The Freedom to Kill Horses, and What That Does

“The right man in the wrong place can make all the difference in the world.”

G Man (Half Life 2)

Introduction

The ongoing re-realization that Roger Ebert is dead and will remain so from now until I join him has been difficult for me.1 This is not because he managed to see every movie I ever have and more, and to write reviews for nearly all of them which, though never fully getting away from the malignant expectation of a star rating or a firm yes-or-no recommendation, managed to contain a level of consistent thoughtfulness which stood out from the majority of review-criticism.2 Nor is it that he managed to eschew much of the common ire and vitriol that plagues criticism in many circles today: I never got the impression that Ebert saw movies as some sort of obligation, or that his main focus was in trying to find movies that weren’t worth anyone’s time and then writing angry screeds about them. Nor is it even that he is a major reason that so many of the critics and filmmakers I love are who, what, and where they are. He did do all these things, of course, and they do make his death frustrating, but the relevant issue here is that this means there will never be a time when the person I and everyone I know immediately think of when we hear the word “critic” will be able to properly have The Video Game Discussion. And this is difficult not just because it has far too much finality in it for me to handle, but because one of the world’s foremost critics being actively engaged in the game community could have been enormously helpful indeed. Of course he didn’t singlehandedly spark the world’s interest in film criticism,3 but he was a big part in it, and this ability to both engage the public mind about something and also to reliably articulate a thoughtful position on that very thing is one thing among many that game culture needs right now. This is not to say that I would like to have seen him live long enough to change his mind, though.4 Rather, I would have liked to have seen him put his considerable analytical and writing skills together with an actual working understanding of the gaming medium, so as to come up with a rigorous critique of the medium. This is partly because Ebert had a pretty massive cultural reach which isn’t shared by even the most prominent contributors to his eponymous website,5 but mostly because his failure to do this makes me feel the need to do it myself, which I’m sorry to say is a bit of a step-down in both reach and ability. Continue reading


  1. I suppose he’ll remain dead after I am as well, but I doubt I’ll mind as much then.

  2. I am, with the term “review-criticism,” enforcing what is largely an artificial separation between it and what one could call longform criticism.
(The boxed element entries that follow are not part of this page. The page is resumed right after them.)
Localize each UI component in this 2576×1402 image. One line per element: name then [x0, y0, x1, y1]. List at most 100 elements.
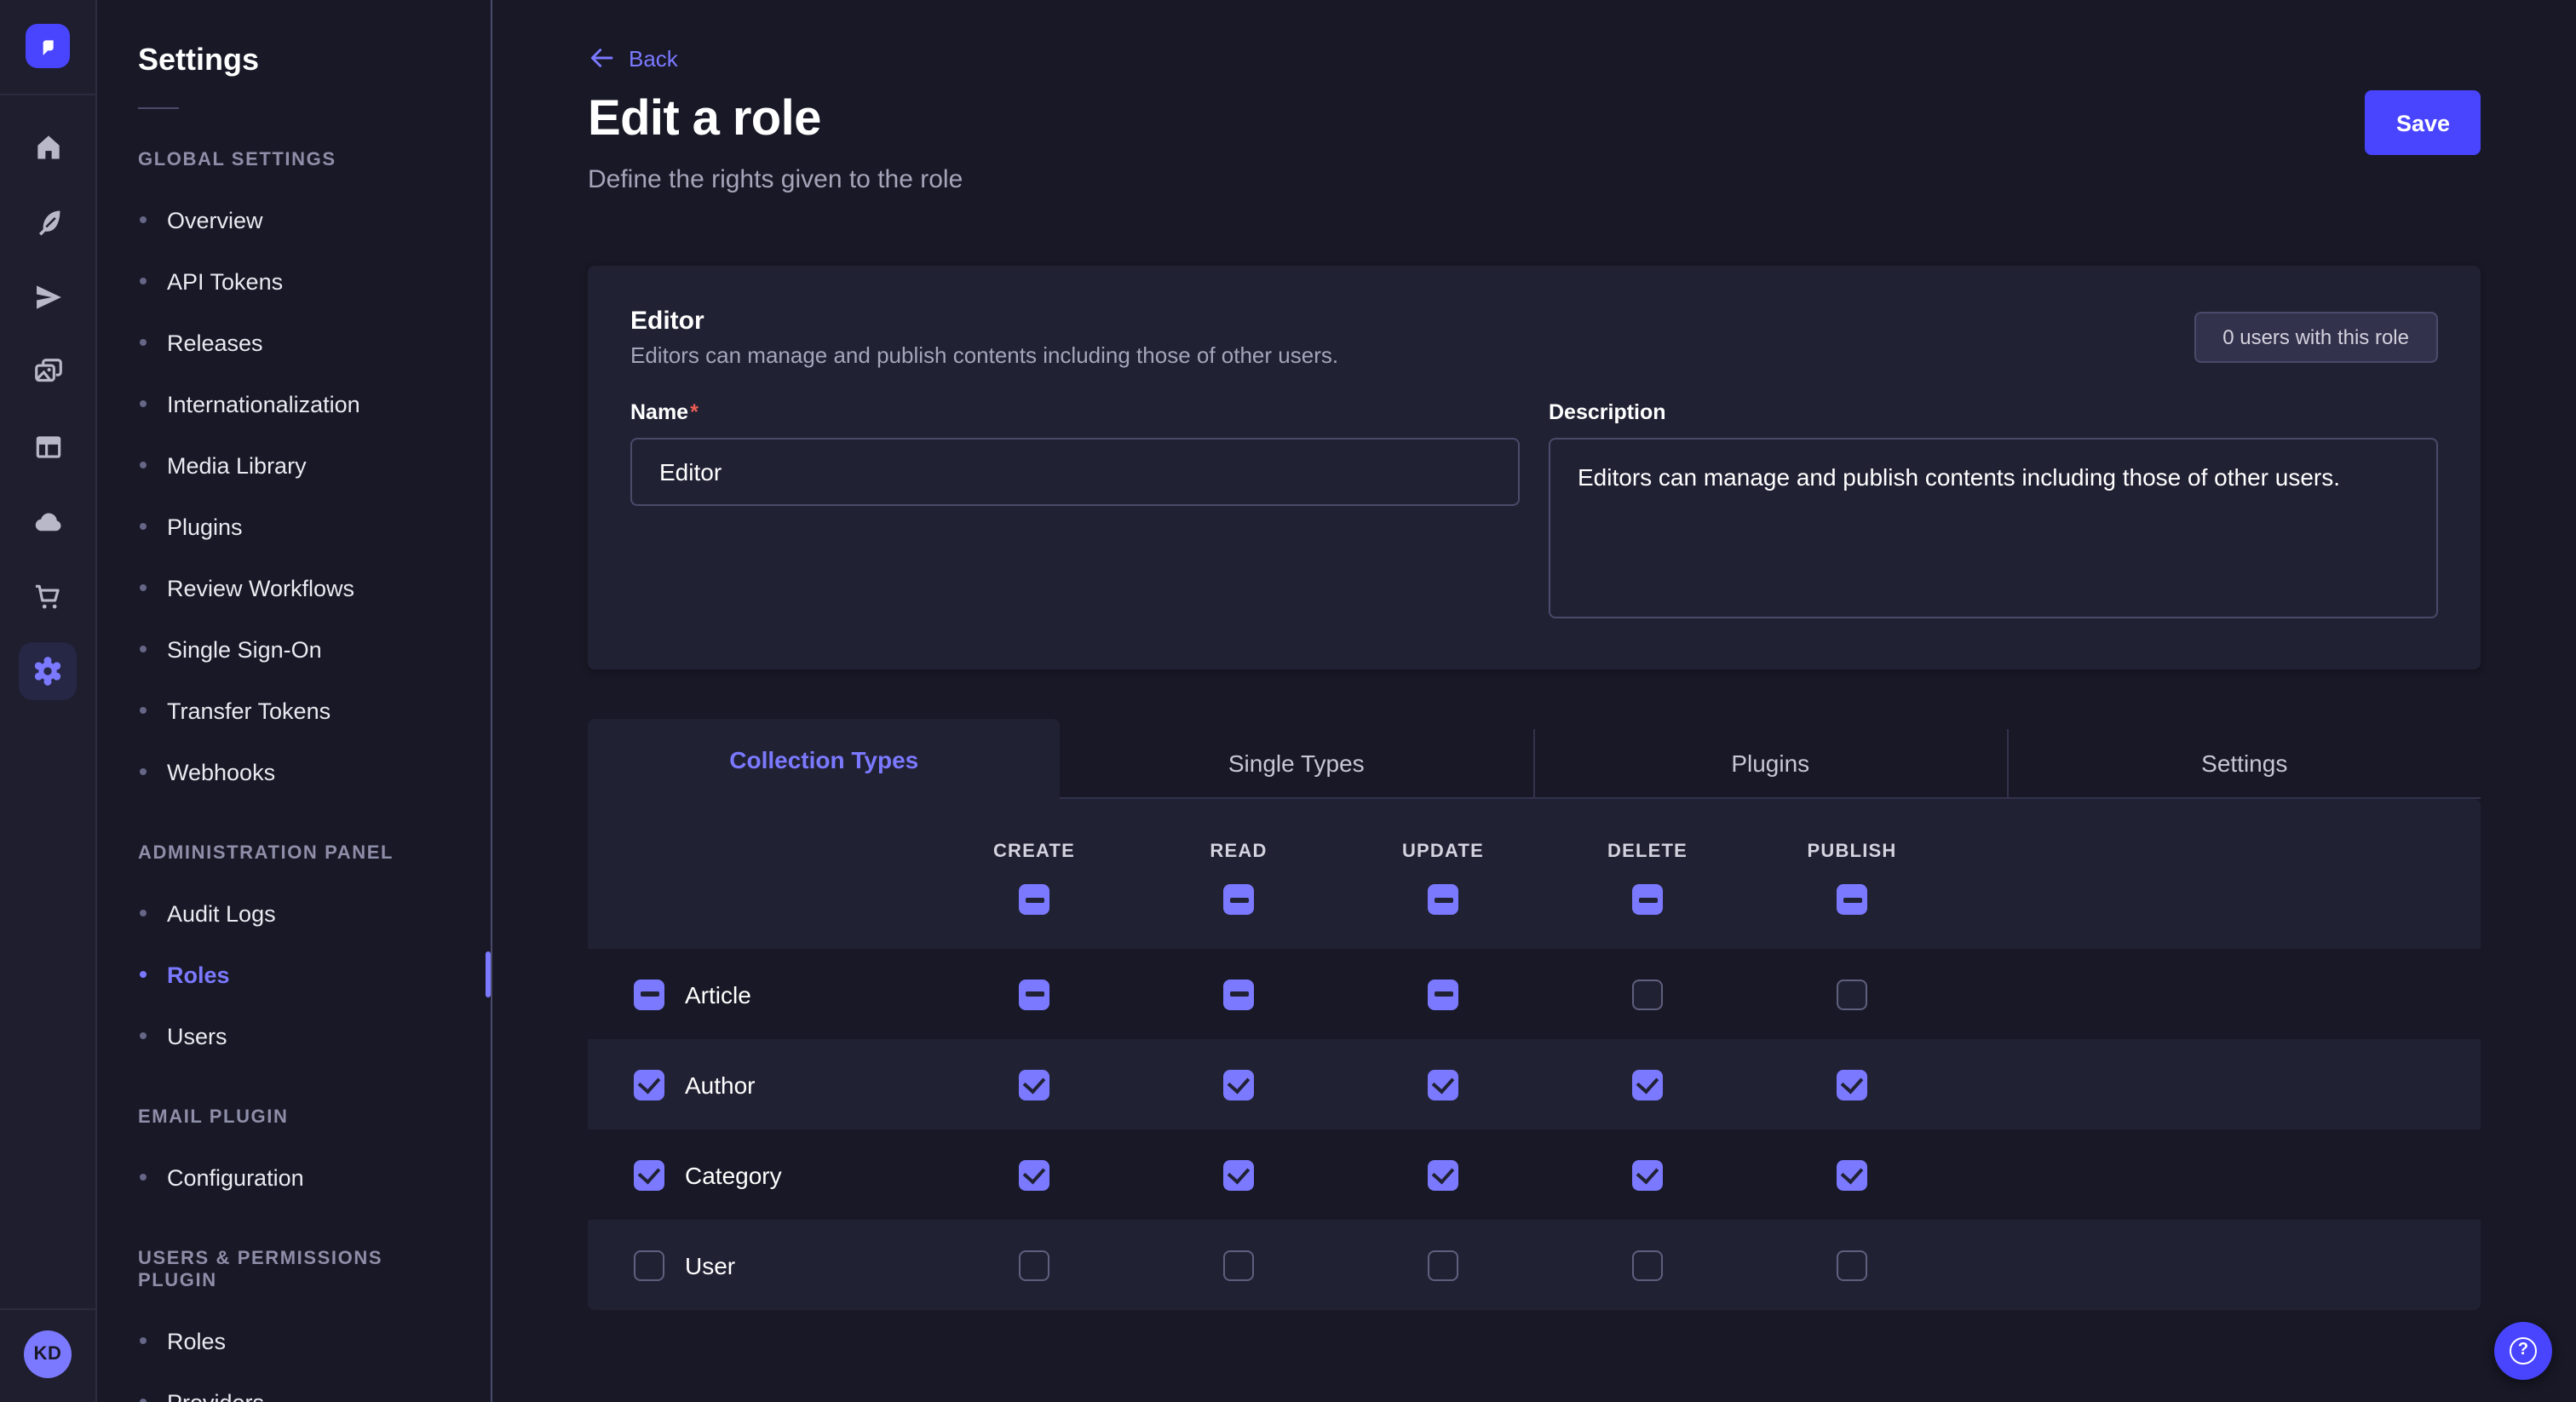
role-name-input[interactable]: [630, 438, 1520, 506]
user-row-checkbox[interactable]: [634, 1250, 664, 1280]
sidebar-item-audit-logs[interactable]: Audit Logs: [97, 882, 491, 944]
category-row-checkbox[interactable]: [634, 1159, 664, 1190]
author-create-checkbox[interactable]: [1019, 1069, 1049, 1100]
description-field-label: Description: [1549, 400, 1666, 424]
column-create: CREATE: [932, 799, 1136, 949]
article-read-checkbox[interactable]: [1223, 979, 1254, 1009]
sidebar-item-providers[interactable]: Providers: [97, 1371, 491, 1402]
author-read-checkbox[interactable]: [1223, 1069, 1254, 1100]
article-update-checkbox[interactable]: [1428, 979, 1458, 1009]
users-with-role-badge[interactable]: 0 users with this role: [2194, 312, 2438, 363]
sidebar-title-rule: [138, 107, 179, 109]
row-label: User: [685, 1251, 735, 1278]
cloud-icon[interactable]: [19, 492, 77, 550]
sidebar-item-api-tokens[interactable]: API Tokens: [97, 250, 491, 312]
select-all-update-checkbox[interactable]: [1428, 884, 1458, 915]
tab-single-types[interactable]: Single Types: [1061, 729, 1533, 799]
save-button[interactable]: Save: [2366, 90, 2481, 155]
media-library-icon[interactable]: [19, 342, 77, 400]
role-description-textarea[interactable]: Editors can manage and publish contents …: [1549, 438, 2438, 618]
section-header-administration-panel: ADMINISTRATION PANEL: [138, 843, 450, 865]
name-field-group: Name*: [630, 397, 1520, 627]
sidebar-item-roles-admin[interactable]: Roles: [97, 944, 491, 1005]
category-create-checkbox[interactable]: [1019, 1159, 1049, 1190]
section-header-global-settings: GLOBAL SETTINGS: [138, 150, 450, 172]
column-delete: DELETE: [1545, 799, 1750, 949]
select-all-read-checkbox[interactable]: [1223, 884, 1254, 915]
select-all-create-checkbox[interactable]: [1019, 884, 1049, 915]
sidebar-item-roles-up[interactable]: Roles: [97, 1310, 491, 1371]
tab-settings[interactable]: Settings: [2007, 729, 2481, 799]
author-publish-checkbox[interactable]: [1837, 1069, 1867, 1100]
table-row-author: Author: [588, 1039, 2481, 1129]
user-delete-checkbox[interactable]: [1632, 1250, 1663, 1280]
author-delete-checkbox[interactable]: [1632, 1069, 1663, 1100]
role-details-card: Editor Editors can manage and publish co…: [588, 266, 2481, 669]
sidebar-item-single-sign-on[interactable]: Single Sign-On: [97, 618, 491, 680]
sidebar-item-overview[interactable]: Overview: [97, 189, 491, 250]
user-update-checkbox[interactable]: [1428, 1250, 1458, 1280]
column-label-publish: PUBLISH: [1808, 842, 1897, 864]
column-update: UPDATE: [1341, 799, 1545, 949]
author-row-checkbox[interactable]: [634, 1069, 664, 1100]
sidebar-item-transfer-tokens[interactable]: Transfer Tokens: [97, 680, 491, 741]
tab-plugins[interactable]: Plugins: [1532, 729, 2007, 799]
role-summary: Editors can manage and publish contents …: [630, 342, 1338, 370]
sidebar-item-internationalization[interactable]: Internationalization: [97, 373, 491, 434]
category-read-checkbox[interactable]: [1223, 1159, 1254, 1190]
sidebar-item-webhooks[interactable]: Webhooks: [97, 741, 491, 802]
send-icon[interactable]: [19, 267, 77, 325]
select-all-publish-checkbox[interactable]: [1837, 884, 1867, 915]
user-avatar[interactable]: KD: [24, 1330, 72, 1378]
sidebar-item-releases[interactable]: Releases: [97, 312, 491, 373]
strapi-logo[interactable]: [26, 24, 70, 68]
back-link-label: Back: [629, 45, 678, 71]
sidebar-item-configuration[interactable]: Configuration: [97, 1146, 491, 1208]
article-delete-checkbox[interactable]: [1632, 979, 1663, 1009]
bullet-icon: [140, 910, 147, 916]
settings-sidebar: Settings GLOBAL SETTINGS Overview API To…: [97, 0, 492, 1402]
bullet-icon: [140, 1032, 147, 1039]
category-publish-checkbox[interactable]: [1837, 1159, 1867, 1190]
sidebar-item-media-library[interactable]: Media Library: [97, 434, 491, 496]
bullet-icon: [140, 216, 147, 223]
article-row-checkbox[interactable]: [634, 979, 664, 1009]
back-link[interactable]: Back: [588, 44, 678, 72]
layout-panel-icon[interactable]: [19, 417, 77, 475]
main-content: Back Edit a role Save Define the rights …: [492, 0, 2576, 1402]
sidebar-item-label: Media Library: [167, 452, 307, 478]
category-delete-checkbox[interactable]: [1632, 1159, 1663, 1190]
bullet-icon: [140, 707, 147, 714]
content-feather-icon[interactable]: [19, 192, 77, 250]
select-all-delete-checkbox[interactable]: [1632, 884, 1663, 915]
tab-collection-types[interactable]: Collection Types: [588, 719, 1061, 799]
bullet-icon: [140, 462, 147, 468]
user-create-checkbox[interactable]: [1019, 1250, 1049, 1280]
role-name-heading: Editor: [630, 307, 1338, 337]
sidebar-item-plugins[interactable]: Plugins: [97, 496, 491, 557]
user-read-checkbox[interactable]: [1223, 1250, 1254, 1280]
sidebar-item-label: Users: [167, 1023, 227, 1049]
bullet-icon: [140, 1174, 147, 1181]
section-header-users-permissions-plugin: USERS & PERMISSIONS PLUGIN: [138, 1249, 450, 1293]
back-arrow-icon: [588, 44, 615, 72]
settings-gear-icon[interactable]: [19, 642, 77, 700]
user-publish-checkbox[interactable]: [1837, 1250, 1867, 1280]
article-publish-checkbox[interactable]: [1837, 979, 1867, 1009]
marketplace-cart-icon[interactable]: [19, 567, 77, 625]
row-label: Author: [685, 1071, 756, 1098]
required-asterisk: *: [690, 400, 699, 424]
help-button[interactable]: ?: [2494, 1322, 2552, 1380]
table-row-category: Category: [588, 1129, 2481, 1220]
sidebar-item-review-workflows[interactable]: Review Workflows: [97, 557, 491, 618]
sidebar-item-users[interactable]: Users: [97, 1005, 491, 1066]
row-label: Article: [685, 980, 751, 1008]
permissions-table-header: CREATE READ UPDATE DELETE PUBLISH: [588, 799, 2481, 949]
home-icon[interactable]: [19, 118, 77, 175]
sidebar-title: Settings: [138, 44, 450, 75]
sidebar-item-label: Roles: [167, 962, 230, 987]
permissions-tab-bar: Collection Types Single Types Plugins Se…: [588, 719, 2481, 799]
author-update-checkbox[interactable]: [1428, 1069, 1458, 1100]
category-update-checkbox[interactable]: [1428, 1159, 1458, 1190]
article-create-checkbox[interactable]: [1019, 979, 1049, 1009]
But regardless of the distinction’s artificiality, I find it useful to keep in mind that some reviews are written more or less as buying guides—the operative question always being “should I pay money to see this?”—while others are written without such concerns—the operative questions being myriad, complex, and usually far too wordy.
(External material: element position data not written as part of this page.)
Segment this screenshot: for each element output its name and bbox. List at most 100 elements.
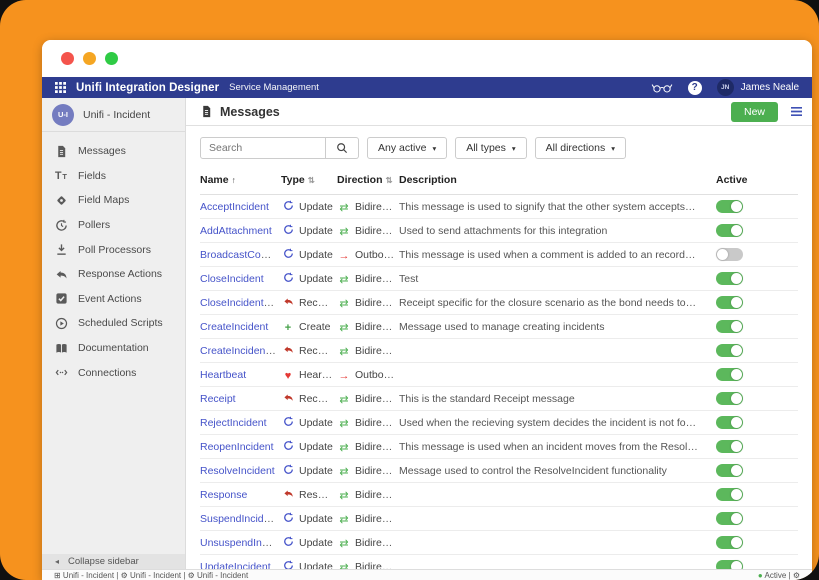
help-icon[interactable]: ?: [688, 81, 702, 95]
table-row[interactable]: CloseIncidentReceipt Receipt ⇄Bidirectio…: [200, 291, 798, 315]
table-row[interactable]: Receipt Receipt ⇄Bidirectional This is t…: [200, 387, 798, 411]
active-toggle[interactable]: [716, 536, 743, 549]
workspace-header[interactable]: U-I Unifi - Incident: [42, 98, 185, 132]
active-toggle[interactable]: [716, 344, 743, 357]
sidebar-item-label: Fields: [78, 170, 106, 182]
sidebar-item-connections[interactable]: Connections: [42, 360, 185, 385]
column-header-direction[interactable]: Direction⇅: [337, 169, 399, 195]
message-name-link[interactable]: AddAttachment: [200, 225, 272, 237]
new-button[interactable]: New: [731, 102, 778, 122]
sidebar-item-pollers[interactable]: Pollers: [42, 213, 185, 238]
table-row[interactable]: UpdateIncident Update ⇄Bidirectional: [200, 555, 798, 570]
sidebar-item-label: Response Actions: [78, 268, 162, 280]
column-header-type[interactable]: Type⇅: [281, 169, 337, 195]
message-description: [399, 555, 702, 570]
sidebar-item-poll-processors[interactable]: Poll Processors: [42, 237, 185, 262]
response-actions-icon: [54, 268, 68, 281]
sidebar-item-scheduled-scripts[interactable]: Scheduled Scripts: [42, 311, 185, 336]
footer-breadcrumbs: ⊞ Unifi - Incident | ⚙ Unifi - Incident …: [54, 571, 248, 580]
message-name-link[interactable]: ReopenIncident: [200, 441, 274, 453]
active-toggle[interactable]: [716, 200, 743, 213]
table-row[interactable]: UnsuspendIncident Update ⇄Bidirectional: [200, 531, 798, 555]
zoom-window-button[interactable]: [105, 52, 118, 65]
spectacles-icon[interactable]: [651, 82, 673, 93]
message-name-link[interactable]: CloseIncidentReceipt: [200, 297, 281, 309]
table-row[interactable]: BroadcastComment Update →Outbound This m…: [200, 243, 798, 267]
bidirectional-direction-icon: ⇄: [337, 323, 351, 333]
message-name-link[interactable]: SuspendIncident: [200, 513, 278, 525]
message-name-link[interactable]: UpdateIncident: [200, 561, 271, 570]
type-filter-dropdown[interactable]: All types▾: [455, 137, 526, 159]
search-input[interactable]: [200, 137, 326, 159]
table-row[interactable]: ReopenIncident Update ⇄Bidirectional Thi…: [200, 435, 798, 459]
create-type-icon: +: [281, 323, 295, 333]
message-name-link[interactable]: Heartbeat: [200, 369, 246, 381]
active-toggle[interactable]: [716, 272, 743, 285]
sidebar-item-label: Messages: [78, 145, 126, 157]
active-toggle[interactable]: [716, 416, 743, 429]
sidebar-item-fields[interactable]: TT Fields: [42, 164, 185, 189]
app-context-label: Service Management: [229, 82, 319, 93]
sidebar-item-response-actions[interactable]: Response Actions: [42, 262, 185, 287]
table-row[interactable]: SuspendIncident Update ⇄Bidirectional: [200, 507, 798, 531]
active-toggle[interactable]: [716, 320, 743, 333]
close-window-button[interactable]: [61, 52, 74, 65]
sidebar-item-messages[interactable]: Messages: [42, 139, 185, 164]
sidebar-item-documentation[interactable]: Documentation: [42, 336, 185, 361]
active-toggle[interactable]: [716, 512, 743, 525]
table-row[interactable]: RejectIncident Update ⇄Bidirectional Use…: [200, 411, 798, 435]
filter-bar: Any active▾ All types▾ All directions▾: [200, 137, 798, 159]
active-toggle[interactable]: [716, 560, 743, 569]
footer-status: ● Active | ⚙: [758, 571, 800, 580]
document-icon: [200, 105, 213, 118]
active-toggle[interactable]: [716, 248, 743, 261]
sidebar-item-label: Event Actions: [78, 293, 142, 305]
table-row[interactable]: CreateIncident +Create ⇄Bidirectional Me…: [200, 315, 798, 339]
app-grid-icon[interactable]: [55, 82, 66, 93]
table-row[interactable]: ResolveIncident Update ⇄Bidirectional Me…: [200, 459, 798, 483]
active-toggle[interactable]: [716, 224, 743, 237]
user-menu[interactable]: JN James Neale: [717, 79, 799, 96]
message-name-link[interactable]: CloseIncident: [200, 273, 264, 285]
collapse-left-icon: ◂: [55, 557, 59, 566]
minimize-window-button[interactable]: [83, 52, 96, 65]
top-navbar: Unifi Integration Designer Service Manag…: [42, 77, 812, 98]
direction-filter-dropdown[interactable]: All directions▾: [535, 137, 626, 159]
search-button[interactable]: [326, 137, 359, 159]
messages-table: Name↑ Type⇅ Direction⇅ Description Activ…: [200, 169, 798, 569]
receipt-type-icon: [281, 392, 295, 403]
table-row[interactable]: CloseIncident Update ⇄Bidirectional Test: [200, 267, 798, 291]
workspace-avatar: U-I: [52, 104, 74, 126]
sidebar-item-field-maps[interactable]: Field Maps: [42, 188, 185, 213]
table-row[interactable]: CreateIncidentReceipt Receipt ⇄Bidirecti…: [200, 339, 798, 363]
table-row[interactable]: Response Response ⇄Bidirectional: [200, 483, 798, 507]
message-name-link[interactable]: UnsuspendIncident: [200, 537, 281, 549]
active-toggle[interactable]: [716, 440, 743, 453]
table-row[interactable]: AcceptIncident Update ⇄Bidirectional Thi…: [200, 195, 798, 219]
table-row[interactable]: AddAttachment Update ⇄Bidirectional Used…: [200, 219, 798, 243]
message-name-link[interactable]: Response: [200, 489, 247, 501]
message-name-link[interactable]: ResolveIncident: [200, 465, 275, 477]
heartbeat-type-icon: ♥: [281, 371, 295, 381]
message-name-link[interactable]: BroadcastComment: [200, 249, 281, 261]
message-name-link[interactable]: AcceptIncident: [200, 201, 269, 213]
bidirectional-direction-icon: ⇄: [337, 443, 351, 453]
active-filter-dropdown[interactable]: Any active▾: [367, 137, 447, 159]
list-menu-icon[interactable]: [787, 104, 806, 119]
active-toggle[interactable]: [716, 392, 743, 405]
sidebar-item-event-actions[interactable]: Event Actions: [42, 287, 185, 312]
response-type-icon: [281, 488, 295, 499]
active-toggle[interactable]: [716, 368, 743, 381]
active-toggle[interactable]: [716, 488, 743, 501]
message-name-link[interactable]: CreateIncidentReceipt: [200, 345, 281, 357]
message-name-link[interactable]: Receipt: [200, 393, 236, 405]
message-description: Message used to control the ResolveIncid…: [399, 459, 702, 483]
collapse-sidebar-button[interactable]: ◂ Collapse sidebar: [42, 554, 185, 569]
message-name-link[interactable]: CreateIncident: [200, 321, 268, 333]
table-row[interactable]: Heartbeat ♥Heartbeat →Outbound: [200, 363, 798, 387]
active-toggle[interactable]: [716, 464, 743, 477]
column-header-name[interactable]: Name↑: [200, 169, 281, 195]
message-name-link[interactable]: RejectIncident: [200, 417, 267, 429]
active-toggle[interactable]: [716, 296, 743, 309]
message-description: This is the standard Receipt message: [399, 387, 702, 411]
  3. Pauline Kael helped, obviously.a

    a Though, notably, only semi-film nerds will know who that is or understand that it’s tongue-in-cheek.

  4. For those who are somehow simultaneously interested enough in game criticism to read this, but not interested enough to know Ebert’s history with it: he was firmly in the “games can’t be art” camp.

  5. NORMAL PEOPLE, CALLING ALL NORMAL PEOPLE: do names like Matt Zoller Seitz, Anthony Lane, Kristin Thompson, David Bordwell, Peter Travers, Armond White, David Edelstein, Mike D’Angelo, Dana Stevens, A.O. Scott, André Bazin, and the aforementioned Pauline Kael mean even one twenty-fourth of a thing to you? Exactly: most of these people could find a cure for cancer in one of their pieces and we wouldn’t even notice, and this despite many of them being excellent writers and thinkers. This is more our problem than theirs, of course, but it’s illustrative of why having a big mouthpiece like Ebert on your side is helpful, for marketing if nothing else.